ZFS performance: do I need to keep free space in a pool or a file system?

Solution 1:

The performance degradation occurs when your zpool is either very full or very fragmented. The reason for this is the mechanism of free block discovery employed with ZFS. Opposed to other file systems like NTFS or ext3, there is no block bitmap showing which blocks are occupied and which are free. Instead, ZFS divides your zvol into (usually 200) larger areas called "metaslabs" and stores AVL-trees1 of free block information (space map) in each metaslab. The balanced AVL tree allows for an efficient search for a block fitting the size of the request.

While this mechanism has been chosen for reasons of scale, unfortunately it also turned out to be a major pain when a high level of fragmentation and/or space utilization occurs. As soon as all metaslabs carry a significant amount of data, you get a large number of small areas of free blocks as opposed to a small numbers of large areas when the pool is empty. If ZFS then needs to allocate 2 MB of space, it starts reading and evaluating all metaslabs' space maps to either find a suitable block or a way to break up the 2 MB into smaller blocks. This of course takes some time. What is worse is the fact that it will cost a whole lot of I/O operations as ZFS would indeed read all space maps off the physical disks. For any of your writes.

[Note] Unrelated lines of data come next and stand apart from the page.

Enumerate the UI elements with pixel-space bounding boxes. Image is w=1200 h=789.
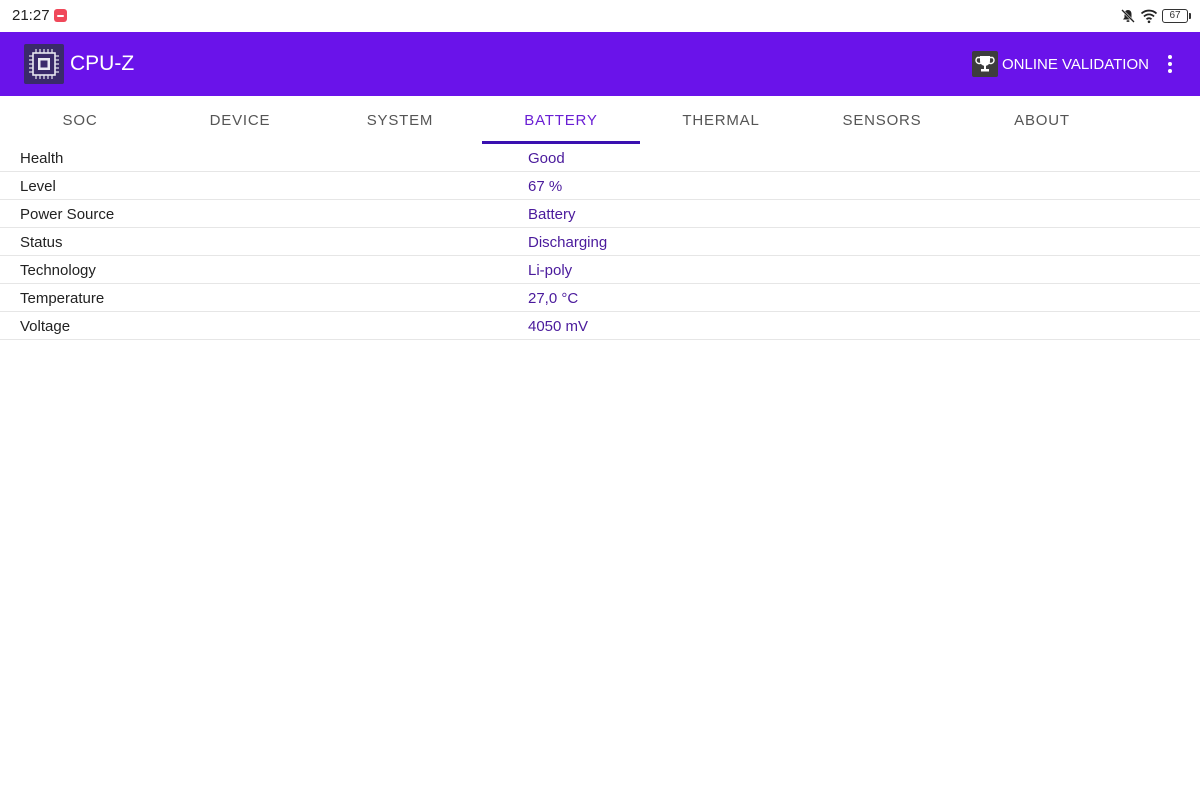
row-label: Temperature bbox=[20, 290, 105, 307]
tab-thermal[interactable]: THERMAL bbox=[641, 96, 801, 144]
list-item: Technology Li-poly bbox=[0, 256, 1200, 284]
list-item: Temperature 27,0 °C bbox=[0, 284, 1200, 312]
row-label: Voltage bbox=[20, 318, 71, 335]
row-value: Li-poly bbox=[528, 262, 573, 279]
tab-soc[interactable]: SOC bbox=[0, 96, 160, 144]
row-value: 67 % bbox=[528, 178, 563, 195]
cpu-chip-icon bbox=[24, 44, 64, 84]
row-value: Discharging bbox=[528, 234, 608, 251]
tab-sensors[interactable]: SENSORS bbox=[802, 96, 962, 144]
tab-bar: SOC DEVICE SYSTEM BATTERY THERMAL SENSOR… bbox=[0, 96, 1200, 144]
tab-about[interactable]: ABOUT bbox=[962, 96, 1122, 144]
status-icons: 67 bbox=[1120, 7, 1191, 25]
menu-dot bbox=[1168, 62, 1172, 66]
wifi-icon bbox=[1140, 8, 1158, 24]
screen-record-icon bbox=[54, 9, 67, 22]
row-label: Status bbox=[20, 234, 63, 251]
row-value: 4050 mV bbox=[528, 318, 589, 335]
menu-dot bbox=[1168, 69, 1172, 73]
tab-system[interactable]: SYSTEM bbox=[320, 96, 480, 144]
tab-battery[interactable]: BATTERY bbox=[481, 96, 641, 144]
row-label: Health bbox=[20, 150, 64, 167]
menu-dot bbox=[1168, 55, 1172, 59]
tab-device[interactable]: DEVICE bbox=[160, 96, 320, 144]
row-value: Good bbox=[528, 150, 565, 167]
status-bar: 21:27 67 bbox=[0, 0, 1200, 32]
row-label: Level bbox=[20, 178, 56, 195]
list-item: Power Source Battery bbox=[0, 200, 1200, 228]
more-vertical-icon[interactable] bbox=[1160, 52, 1180, 76]
app-title: CPU-Z bbox=[70, 52, 135, 75]
trophy-icon bbox=[972, 51, 998, 77]
online-validation-label: ONLINE VALIDATION bbox=[1002, 55, 1149, 73]
list-item: Health Good bbox=[0, 144, 1200, 172]
row-label: Power Source bbox=[20, 206, 115, 223]
list-item: Voltage 4050 mV bbox=[0, 312, 1200, 340]
list-item: Status Discharging bbox=[0, 228, 1200, 256]
battery-info-list: Health Good Level 67 % Power Source Batt… bbox=[0, 144, 1200, 340]
row-value: 27,0 °C bbox=[528, 290, 579, 307]
row-value: Battery bbox=[528, 206, 576, 223]
battery-icon: 67 bbox=[1162, 9, 1191, 23]
list-item: Level 67 % bbox=[0, 172, 1200, 200]
row-label: Technology bbox=[20, 262, 96, 279]
status-time: 21:27 bbox=[12, 7, 50, 24]
bell-off-icon bbox=[1120, 8, 1136, 24]
online-validation-button[interactable]: ONLINE VALIDATION bbox=[972, 51, 1149, 77]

The drop in performance might be significant. If you fancy pretty pictures, take a look at the blog post over at Delphix which has some numbers taken off an (oversimplified but yet valid) zfs pool. I am shamelessly stealing one of the graphs - look at the blue, red, yellow, and green lines in this graph which are (respectively) representing pools at 10%, 50%, 75%, and 93% capacity drawn against write throughput in KB/s while becoming fragmented over time: zpool performance degradation

A quick & dirty fix to this has traditionally been the metaslab debugging mode (just issue echo metaslab_debug/W1 | mdb -kw at run-time for instantly changing the setting). In this case, all space maps would be kept in the OS RAM, removing the requirement for excessive and expensive I/O on each write operation. Ultimately, this also means you need more memory, especially for large pools, so it is kind of a RAM for storage horse-trade. Your 10 TB pool probably will cost you 2-4 GB of memory2, but you will be able to drive it to 95% of utilization without much hassle.

1 it is a bit more complicated, if you are interested, look at Bonwick's post on space maps for details

2 if you need a way to calculate an upper limit for the memory, use zdb -mm <pool> to retrieve the number of segments currently in use in each metaslab, divide it by two to model a worst-case scenario (each occupied segment would be followed by a free one), multiply it by the record size for an AVL node (two memory pointers and a value, given the 128-bit nature of zfs and 64-bit addressing would sum up to 32 bytes, although people seem to generally assume 64 bytes for some reason).

zdb -mm tank | awk '/segments/ {s+=$2}END {s*=32/2; printf("Space map size sum = %d\n",s)}'

Reference: the basic outline is contained in this posting by Markus Kovero on the zfs-discuss mailing list, although I believe he made some mistakes in his calculation which I hope to have corrected in mine.

Solution 2:

Yes. You need to keep free space in your pool. It's mainly for copy-on-write actions and snapshots. Performance declines at about 85% utilization. You can go higher, but there's a definite impact.

Don't mess with reservations. Especially with NFS. It's not necessary. Maybe for a zvol, but not NFS.

I don't see the confusion, though. If you have 10T, Don't use more than 85% of it. Size your shares appropriately, using quotas to cap their use. Or don't use any quotas and monitor your overall pool usage.